India is thinking about putting in a number of new technologies at the Line of Actual Control (LAC) with China. These include a variety of drones for intelligence, reconnaissance, and surveillance, loitering munitions, counter drones with different soft and hard kill options, and a number of AI-based systems to better understand images, detect intrusion, and do quantum computing. Army Chief General Manoj Pande told a group of journalists on the Line of Actual Control (LAC) that India is thinking about

In response to a question from The Deccan Era, Gen. Pande talked about how important micro, mini, tactical, and long-range drones that the Army bought through emergency procurements are. He also said that the focus has been on counter-drone technologies, such as drone spoofers and hand-held drone jammers.

“We are looking at more soft-kill and hard-kill options to fight drones and even swarm drones,” he said, adding that the Army is looking for some good options among the loitering munitions it wants to buy.

“There are a few projects going on right now where we are looking at AI to help us understand satellite images better. “Getting information is no longer the hard part. Now, the hard part is putting it all together,” he said. He said that the niche technologies can be brought in through different ways, such as iDEX and Make 2 projects.

When asked about China’s use of surveillance balloons in the U.S. and Canada and the possibility that it could do the same against India, Gen. Pande said that India must always be on guard and “know what’s going on around it and be ahead of the learning curve.”

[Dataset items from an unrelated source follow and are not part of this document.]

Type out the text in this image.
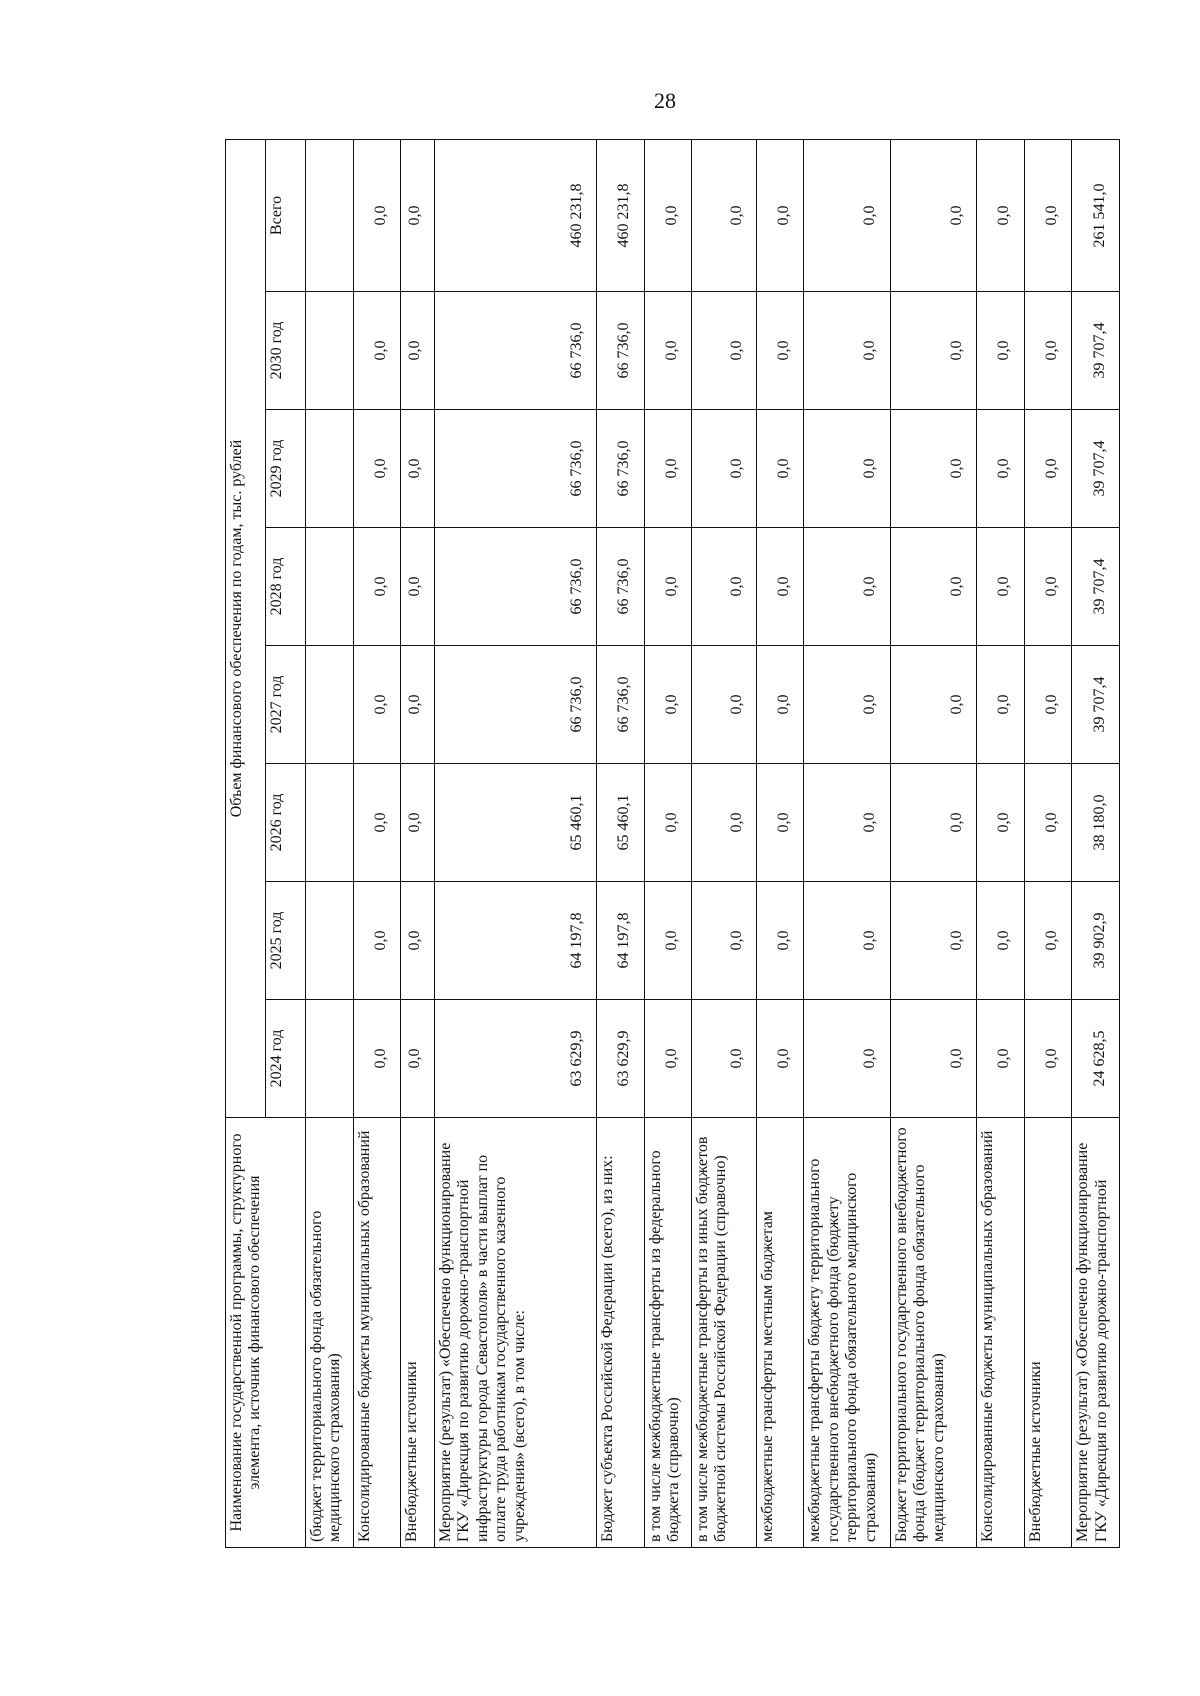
28
Наименование государственной программы, структурного элемента, источник финансового обеспечения	Объем финансового обеспечения по годам, тыс. рублей							
	2024 год	2025 год	2026 год	2027 год	2028 год	2029 год	2030 год	Всего
(бюджет территориального фонда обязательного медицинского страхования)								
Консолидированные бюджеты муниципальных образований	0,0	0,0	0,0	0,0	0,0	0,0	0,0	0,0
Внебюджетные источники	0,0	0,0	0,0	0,0	0,0	0,0	0,0	0,0
Мероприятие (результат) «Обеспечено функционирование ГКУ «Дирекция по развитию дорожно-транспортной инфраструктуры города Севастополя» в части выплат по оплате труда работникам государственного казенного учреждения» (всего), в том числе:	63 629,9	64 197,8	65 460,1	66 736,0	66 736,0	66 736,0	66 736,0	460 231,8
Бюджет субъекта Российской Федерации (всего), из них:	63 629,9	64 197,8	65 460,1	66 736,0	66 736,0	66 736,0	66 736,0	460 231,8
в том числе межбюджетные трансферты из федерального бюджета (справочно)	0,0	0,0	0,0	0,0	0,0	0,0	0,0	0,0
в том числе межбюджетные трансферты из иных бюджетов бюджетной системы Российской Федерации (справочно)	0,0	0,0	0,0	0,0	0,0	0,0	0,0	0,0
межбюджетные трансферты местным бюджетам	0,0	0,0	0,0	0,0	0,0	0,0	0,0	0,0
межбюджетные трансферты бюджету территориального государственного внебюджетного фонда (бюджету территориального фонда обязательного медицинского страхования)	0,0	0,0	0,0	0,0	0,0	0,0	0,0	0,0
Бюджет территориального государственного внебюджетного фонда (бюджет территориального фонда обязательного медицинского страхования)	0,0	0,0	0,0	0,0	0,0	0,0	0,0	0,0
Консолидированные бюджеты муниципальных образований	0,0	0,0	0,0	0,0	0,0	0,0	0,0	0,0
Внебюджетные источники	0,0	0,0	0,0	0,0	0,0	0,0	0,0	0,0
Мероприятие (результат) «Обеспечено функционирование ГКУ «Дирекция по развитию дорожно-транспортной	24 628,5	39 902,9	38 180,0	39 707,4	39 707,4	39 707,4	39 707,4	261 541,0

Also, he said that the Army is thinking about getting 95 Light Combat Helicopters and 110 Light Utility Helicopters (LUH) in the future to improve its overall combat aviation profile. He also said that making air defence guns in India is a top priority for the Army.

He also said that LCHs would be used in areas with a high altitude because the helicopter could move around well in the mountains.

The LUHs and LCHs will replace the Cheetahs and Chetaks, which are getting old.

Gen. Pande said that Helina missiles would be one of the weapons systems that would be added to the LCH Prachand. He also said that their tests had gone well.

The Defense Acquisition Council has given the go-ahead to buy 40 launchers and missiles for the Helina system.

Gen Pande said, “Its integration on aircraft is something we think is important if we want to get the most out of anti-tank guided missiles.” He said that the force has already gotten three of the first five LCHs, and that the army is getting six of the first limited-run LUHs.

“We need about 250 helicopters in this class as a whole,” he said, adding that Hindustan Aeronautics Ltd (HAL) is working to improve the platform’s capabilities, including the autopilot, based on what the Army wants.

He said that the Army should get all six of the American Apache attack helicopters by next year, and that the electronic warfare systems along the LAC are being tested right now.